Gross’ passion for Canada

Passchendale packs the largest budget a Canadian film has ever seen

Passchendaele delves into the mud and mortar of Third Battle of Ypres.
Passchendaele delves into the mud and mortar of Third Battle of Ypres.

There are very few things that make me tear up; a beautiful yet honest celebration of this wonderful country is one of them. Passchendaele is the story of the Canadian Corps’ victory at the Third Battle of Ypres during World War I. More specifically, it details the story of Michael Dunne (Paul Gross), a sergeant who returns home to 1917 Calgary after sustaining serious wounds and shell shock from the harrowing senselessness of trench warfare.

Upon returning to Calgary, Dunne is nursed back to health by Sarah Mann (Caroline Dhavernas), a broken, single, morphine-addicted nurse who must care for her angst-ridden asthmatic brother and live with the skeleton of her German heritage in her closet.

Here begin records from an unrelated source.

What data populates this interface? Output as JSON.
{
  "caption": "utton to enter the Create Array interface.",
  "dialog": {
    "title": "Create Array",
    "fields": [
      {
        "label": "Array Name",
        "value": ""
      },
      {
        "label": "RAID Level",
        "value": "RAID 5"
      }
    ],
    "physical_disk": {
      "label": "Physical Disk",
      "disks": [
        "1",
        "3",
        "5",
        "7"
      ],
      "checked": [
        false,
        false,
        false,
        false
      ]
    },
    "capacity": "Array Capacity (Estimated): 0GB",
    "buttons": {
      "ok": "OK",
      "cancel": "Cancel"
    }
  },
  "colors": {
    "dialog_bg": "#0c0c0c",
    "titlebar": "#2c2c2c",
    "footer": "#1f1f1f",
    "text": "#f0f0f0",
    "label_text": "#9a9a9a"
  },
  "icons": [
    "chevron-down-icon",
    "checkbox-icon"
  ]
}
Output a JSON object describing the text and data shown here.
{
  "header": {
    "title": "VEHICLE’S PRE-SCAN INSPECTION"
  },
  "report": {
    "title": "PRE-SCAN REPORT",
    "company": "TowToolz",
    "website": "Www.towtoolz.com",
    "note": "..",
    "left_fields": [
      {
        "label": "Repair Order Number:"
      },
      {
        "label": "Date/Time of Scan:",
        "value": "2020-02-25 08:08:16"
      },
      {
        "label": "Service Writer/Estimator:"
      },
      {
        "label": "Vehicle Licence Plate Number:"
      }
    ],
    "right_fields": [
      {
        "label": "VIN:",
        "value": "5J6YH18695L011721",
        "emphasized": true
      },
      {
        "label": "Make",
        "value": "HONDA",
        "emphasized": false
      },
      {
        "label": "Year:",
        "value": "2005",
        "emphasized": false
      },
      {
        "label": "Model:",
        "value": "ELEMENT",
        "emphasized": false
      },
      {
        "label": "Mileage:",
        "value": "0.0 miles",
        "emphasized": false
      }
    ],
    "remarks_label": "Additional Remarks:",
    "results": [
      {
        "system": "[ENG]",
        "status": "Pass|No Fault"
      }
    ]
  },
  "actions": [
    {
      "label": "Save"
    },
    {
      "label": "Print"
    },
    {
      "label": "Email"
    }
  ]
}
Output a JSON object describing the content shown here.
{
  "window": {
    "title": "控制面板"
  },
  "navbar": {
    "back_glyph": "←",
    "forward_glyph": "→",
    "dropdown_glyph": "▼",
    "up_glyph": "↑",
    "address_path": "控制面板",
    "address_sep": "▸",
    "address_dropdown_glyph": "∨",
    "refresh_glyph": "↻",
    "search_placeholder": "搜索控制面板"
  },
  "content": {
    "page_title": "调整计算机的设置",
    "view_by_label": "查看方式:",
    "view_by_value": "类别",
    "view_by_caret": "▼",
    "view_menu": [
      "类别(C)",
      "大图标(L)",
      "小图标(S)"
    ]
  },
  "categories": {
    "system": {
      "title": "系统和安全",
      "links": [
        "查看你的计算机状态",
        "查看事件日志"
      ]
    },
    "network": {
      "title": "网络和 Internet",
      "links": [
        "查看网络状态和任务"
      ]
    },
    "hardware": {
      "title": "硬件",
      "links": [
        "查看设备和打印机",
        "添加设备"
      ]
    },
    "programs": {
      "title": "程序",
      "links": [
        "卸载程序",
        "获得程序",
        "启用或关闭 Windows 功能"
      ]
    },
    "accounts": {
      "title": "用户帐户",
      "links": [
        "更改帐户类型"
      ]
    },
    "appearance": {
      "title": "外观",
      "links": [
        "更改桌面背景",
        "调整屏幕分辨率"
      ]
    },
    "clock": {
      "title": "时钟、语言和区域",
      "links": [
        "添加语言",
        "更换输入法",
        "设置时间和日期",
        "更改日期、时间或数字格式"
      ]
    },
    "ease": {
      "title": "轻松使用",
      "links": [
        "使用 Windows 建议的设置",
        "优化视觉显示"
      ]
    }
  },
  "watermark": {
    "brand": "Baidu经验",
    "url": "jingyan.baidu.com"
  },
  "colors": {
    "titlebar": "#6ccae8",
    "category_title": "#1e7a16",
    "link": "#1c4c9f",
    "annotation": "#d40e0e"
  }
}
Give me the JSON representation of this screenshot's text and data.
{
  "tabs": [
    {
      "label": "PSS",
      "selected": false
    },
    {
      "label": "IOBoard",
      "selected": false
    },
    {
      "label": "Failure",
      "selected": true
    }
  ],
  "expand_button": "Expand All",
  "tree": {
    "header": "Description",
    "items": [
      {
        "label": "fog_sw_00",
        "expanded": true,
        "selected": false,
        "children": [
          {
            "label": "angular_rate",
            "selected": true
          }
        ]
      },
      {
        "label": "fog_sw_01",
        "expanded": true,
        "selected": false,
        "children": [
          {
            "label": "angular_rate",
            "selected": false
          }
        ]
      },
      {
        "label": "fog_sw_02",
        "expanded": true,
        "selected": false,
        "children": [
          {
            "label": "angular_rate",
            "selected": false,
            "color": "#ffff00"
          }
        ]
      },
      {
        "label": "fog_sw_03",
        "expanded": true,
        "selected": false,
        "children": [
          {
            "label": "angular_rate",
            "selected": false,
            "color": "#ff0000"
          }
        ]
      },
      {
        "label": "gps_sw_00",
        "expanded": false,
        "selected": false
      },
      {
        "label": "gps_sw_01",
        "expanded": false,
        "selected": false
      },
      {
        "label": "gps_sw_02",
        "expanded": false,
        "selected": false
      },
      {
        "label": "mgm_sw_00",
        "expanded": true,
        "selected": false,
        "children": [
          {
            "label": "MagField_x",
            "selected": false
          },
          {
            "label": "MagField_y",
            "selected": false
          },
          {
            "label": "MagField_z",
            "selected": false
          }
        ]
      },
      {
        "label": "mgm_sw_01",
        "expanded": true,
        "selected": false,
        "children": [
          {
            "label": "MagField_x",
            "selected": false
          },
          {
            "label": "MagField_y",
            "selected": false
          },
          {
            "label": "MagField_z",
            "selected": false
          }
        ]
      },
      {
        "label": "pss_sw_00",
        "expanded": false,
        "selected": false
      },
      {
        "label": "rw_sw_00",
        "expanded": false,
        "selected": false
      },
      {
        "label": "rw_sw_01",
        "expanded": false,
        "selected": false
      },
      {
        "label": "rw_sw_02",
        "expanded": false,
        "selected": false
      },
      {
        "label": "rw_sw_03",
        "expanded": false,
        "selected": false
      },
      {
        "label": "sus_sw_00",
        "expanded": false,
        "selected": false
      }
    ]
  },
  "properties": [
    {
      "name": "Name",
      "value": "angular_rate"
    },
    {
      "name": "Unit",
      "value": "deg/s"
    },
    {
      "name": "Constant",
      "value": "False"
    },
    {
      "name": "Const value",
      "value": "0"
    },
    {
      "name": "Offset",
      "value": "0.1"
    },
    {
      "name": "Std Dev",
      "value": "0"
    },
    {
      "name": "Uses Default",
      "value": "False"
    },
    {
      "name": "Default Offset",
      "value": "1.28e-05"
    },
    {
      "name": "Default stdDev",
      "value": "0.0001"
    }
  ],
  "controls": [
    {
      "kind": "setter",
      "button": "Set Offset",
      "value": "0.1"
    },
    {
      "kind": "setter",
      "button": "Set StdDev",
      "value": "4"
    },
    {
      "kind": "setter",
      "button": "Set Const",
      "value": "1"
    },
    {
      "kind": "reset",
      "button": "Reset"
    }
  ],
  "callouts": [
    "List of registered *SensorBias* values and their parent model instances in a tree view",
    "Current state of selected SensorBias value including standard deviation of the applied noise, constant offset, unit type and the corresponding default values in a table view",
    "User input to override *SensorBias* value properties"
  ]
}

Predictably, Dunne and Mann fall in love, though in a time of such hardship, it is a timid, aching affair stitched together by shared silences and deep-seated guilt

The first glimpse of Calgary in 1917 initially rings of the innocence of Lucy Maud Montgomery’s Avonlea. The day’s new broadsheets are pinned up to the side of the press house, mischievous children run rampant and someone shouts a morning greeting to a Mr. Harper—ostensibly an ancestor of our dear Prime Minister or perhaps a wild anachronism—all accompanied by an upbeat background score.

But as cheery as this scene sounds, Passchendaele doesn’t shy away from underscoring the nationalist propaganda our country employed in order to ship men off to war. Typical army recruitment posters featuring giant apes bathing the world in blood, complete with scaremongering captions, feature in the background of many shots of Calgary. David Mann (Joe Dinicol), Sarah’s younger brother, is coerced by the older and esteemed men of the city—in the name of proving his masculine worth and consequent eligibility to marry the town doctor’s daughter—to join up with the Canadian forces despite his severe asthma.

In a supreme act of love for Sarah, Dunne subsequently follows Mann into battle in order to protect the boy from the harsh, hyperventilation-inducing realities of war. The result is a beautifully gut-wrenching story that left me proud to be Canadian yet ashamed of being human.

As a war movie funded heavily by almost every arts council in the country—not to mention the province of Alberta—it would be difficult for Passchendaele to be produced without toeing a chest-beating nationalist party line. But instead of beating this nugget of pride in our bashful history until it’s a dead horse, the film also comments extensively on the senselessness of war. At one point, Dunne identifies the cyclical irrationality behind human conflict: We do it because we have to and we’re good at it because we always do it and we always do it because we have to. What really comes across in the movie is Paul Gross’ wildfire talent. Not only does the man star in the lead role, but he also wrote, directed and produced Passchendaele. As if that’s not enough, on top of these feats he also co-wrote the haunting closing-credit track performed by Sarah Slean.

Gross successfully bolsters our national mythos in Passchendaele while taking care to expand it to include some, though not all, of our traditionally excluded groups. The film portrays Francophones and Aboriginal Canadians interacting cohesively as part of trench culture. Granted, these individuals are not accorded the status of fully fleshed-out characters such as Mann and Dunne are but they nonetheless symbolize the multicultural reality of our shared Canadian history. That said, even Mann explicitly navigates, as many Canadians must, a hybridized cultural identity. Gross does not hesitate to lay bare the abuse these second-generation German-Canadians suffer and while he doesn’t offer a solution to this timeless national affliction, neither does he ignore it.

Passchendaele adds powerfully to our national discourse. It celebrates a moment in Canadian history when we were the only show in town that could get the job done. “The job” was a minor campaign that claimed far more blood than it was worth and each step of front gained—approximately five centimetres for each fallen man—was ultimately regained by the Axis powers only months later. Passchendaele also problematizes, while nonetheless honouring, our bird’s nest of a multicultural project. Even if all that stuff about our national identity isn’t to your liking, Passchendaele is also a gosh-wow, heavy-hitting war movie and a heart-pounding, tear-jerker of a love story. Now that’s what I call a movie.